Dr. Matthew S. Gordon is the editor, with Kathryn A. Hain, of the volume, Concubines and Courtesans: Women and Slavery in Islamic History (Oxford University Press, 2017) and, with Chase F. Robinson, Everett K. Rowson and Michael Fishbein, of the three-volume work, The Works of Ibn Wādih al-Ya’qūbī: An English Translation (Brill, 2017).
Dr. Stephen Norris published “Revising History, Remaking Civil War Heroes: Russian Cinema and the Civil War, 1953-2014,” in Ruptures and Continuities in Soviet/Russian Cinema: Auteurs, Characters, and Genres Before and After the Soviet Collapse, ed. Eugenie Zvonkine and Birgit Beumers (Routledge, 2017) and “Funérailles cinématographiques: L’Amiral (2008), Koltchak et les usages de l’Histoire dans le cinéma russe contemporain” [“Cinematic Burial: Admiral Kolchak and the Use of History in Contemporary Russian Cinema”] in Le cinéma russe contemporain, (r)évolutions, ed. Eugénie Zvonkine, (Presses du Septentrion, 2017). On November 30, 2017, he gave the Dever Lecture at Lafayette College on “Blockbuster History in the New Russia 2 – Politics, Memory, and History in the Era of Putin 2.0.”
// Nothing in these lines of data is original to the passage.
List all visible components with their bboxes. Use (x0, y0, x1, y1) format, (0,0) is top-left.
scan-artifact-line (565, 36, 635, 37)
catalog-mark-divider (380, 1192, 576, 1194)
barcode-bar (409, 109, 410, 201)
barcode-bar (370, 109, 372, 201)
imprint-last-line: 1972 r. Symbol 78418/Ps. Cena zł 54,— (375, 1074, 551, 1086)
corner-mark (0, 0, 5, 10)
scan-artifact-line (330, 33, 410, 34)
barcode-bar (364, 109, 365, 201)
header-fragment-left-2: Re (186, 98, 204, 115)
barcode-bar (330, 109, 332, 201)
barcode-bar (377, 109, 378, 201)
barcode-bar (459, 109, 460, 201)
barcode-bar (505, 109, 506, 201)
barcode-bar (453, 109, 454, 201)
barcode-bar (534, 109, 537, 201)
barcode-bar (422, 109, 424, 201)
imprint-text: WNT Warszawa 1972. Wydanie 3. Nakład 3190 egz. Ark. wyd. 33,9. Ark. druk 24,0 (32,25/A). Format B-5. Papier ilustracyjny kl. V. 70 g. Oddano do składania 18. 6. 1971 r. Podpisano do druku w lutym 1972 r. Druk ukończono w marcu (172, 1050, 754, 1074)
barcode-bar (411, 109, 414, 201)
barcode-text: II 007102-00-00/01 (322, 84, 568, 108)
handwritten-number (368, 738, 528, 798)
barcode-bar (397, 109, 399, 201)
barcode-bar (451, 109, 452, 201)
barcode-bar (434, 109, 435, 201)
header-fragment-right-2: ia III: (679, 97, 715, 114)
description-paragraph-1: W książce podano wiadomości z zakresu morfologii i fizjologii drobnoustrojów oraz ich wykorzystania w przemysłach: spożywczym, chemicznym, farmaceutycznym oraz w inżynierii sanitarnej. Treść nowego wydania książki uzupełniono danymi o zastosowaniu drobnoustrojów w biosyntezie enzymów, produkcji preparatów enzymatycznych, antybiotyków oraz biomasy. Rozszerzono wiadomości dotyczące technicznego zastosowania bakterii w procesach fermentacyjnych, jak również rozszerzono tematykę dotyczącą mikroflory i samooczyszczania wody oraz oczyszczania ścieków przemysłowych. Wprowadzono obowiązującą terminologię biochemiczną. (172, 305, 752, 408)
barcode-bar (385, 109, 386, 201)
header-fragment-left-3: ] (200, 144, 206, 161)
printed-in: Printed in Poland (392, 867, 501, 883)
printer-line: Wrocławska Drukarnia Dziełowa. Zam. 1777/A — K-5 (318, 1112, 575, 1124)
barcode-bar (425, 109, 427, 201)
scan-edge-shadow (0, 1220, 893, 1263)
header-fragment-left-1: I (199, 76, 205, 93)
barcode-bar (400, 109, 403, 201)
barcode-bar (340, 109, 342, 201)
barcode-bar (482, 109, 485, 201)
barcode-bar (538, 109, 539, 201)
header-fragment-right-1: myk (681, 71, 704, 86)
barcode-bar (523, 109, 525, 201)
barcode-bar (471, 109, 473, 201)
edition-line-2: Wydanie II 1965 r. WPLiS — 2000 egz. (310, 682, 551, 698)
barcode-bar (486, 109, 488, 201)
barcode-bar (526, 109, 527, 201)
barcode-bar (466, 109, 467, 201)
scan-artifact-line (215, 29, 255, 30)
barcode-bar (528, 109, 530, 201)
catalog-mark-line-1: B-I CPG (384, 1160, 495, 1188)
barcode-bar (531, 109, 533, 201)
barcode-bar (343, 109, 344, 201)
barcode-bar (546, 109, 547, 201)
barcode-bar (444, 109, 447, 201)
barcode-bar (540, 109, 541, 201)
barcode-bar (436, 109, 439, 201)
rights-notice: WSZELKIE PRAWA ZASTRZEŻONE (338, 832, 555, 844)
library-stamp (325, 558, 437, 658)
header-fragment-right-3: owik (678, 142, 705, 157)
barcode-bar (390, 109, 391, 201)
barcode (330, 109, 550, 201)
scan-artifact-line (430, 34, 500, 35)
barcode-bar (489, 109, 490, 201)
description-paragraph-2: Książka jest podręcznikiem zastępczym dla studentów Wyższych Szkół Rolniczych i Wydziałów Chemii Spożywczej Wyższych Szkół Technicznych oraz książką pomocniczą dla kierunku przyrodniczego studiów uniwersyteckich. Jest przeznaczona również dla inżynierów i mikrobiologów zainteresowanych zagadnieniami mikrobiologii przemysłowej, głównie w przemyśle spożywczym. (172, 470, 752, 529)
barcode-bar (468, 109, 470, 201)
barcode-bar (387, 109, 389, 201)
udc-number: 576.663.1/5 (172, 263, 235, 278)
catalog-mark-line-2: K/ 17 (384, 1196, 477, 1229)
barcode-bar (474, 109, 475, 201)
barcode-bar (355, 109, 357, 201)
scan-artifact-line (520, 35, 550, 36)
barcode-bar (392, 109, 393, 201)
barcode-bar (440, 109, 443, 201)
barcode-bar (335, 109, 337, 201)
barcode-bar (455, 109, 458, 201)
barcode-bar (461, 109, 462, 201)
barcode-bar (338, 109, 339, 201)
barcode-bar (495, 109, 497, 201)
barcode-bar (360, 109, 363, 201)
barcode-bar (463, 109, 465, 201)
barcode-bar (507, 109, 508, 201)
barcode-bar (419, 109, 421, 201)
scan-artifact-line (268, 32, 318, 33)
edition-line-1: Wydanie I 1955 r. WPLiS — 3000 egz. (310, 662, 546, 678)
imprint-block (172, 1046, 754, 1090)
Dr. Helen Sheumaker is the author of Artifacts from Modern America (ABC-CLIO/Greenwood Press, 2017) and, with Jacqueline Johnson (Director of Miami University Archives and Western College for Women Archives), “Connecting the Threads: Using Pinterest to Create Stories from the Archives,” in Archival Outlook (November-December 2017).
Dr. Susan Spellman published the article “Where are the Managers? Reevaluating Large-Scale US Retail Systems and Their Coordinators,” History of Retailing and Consumption (advance publication online November 23, 2017).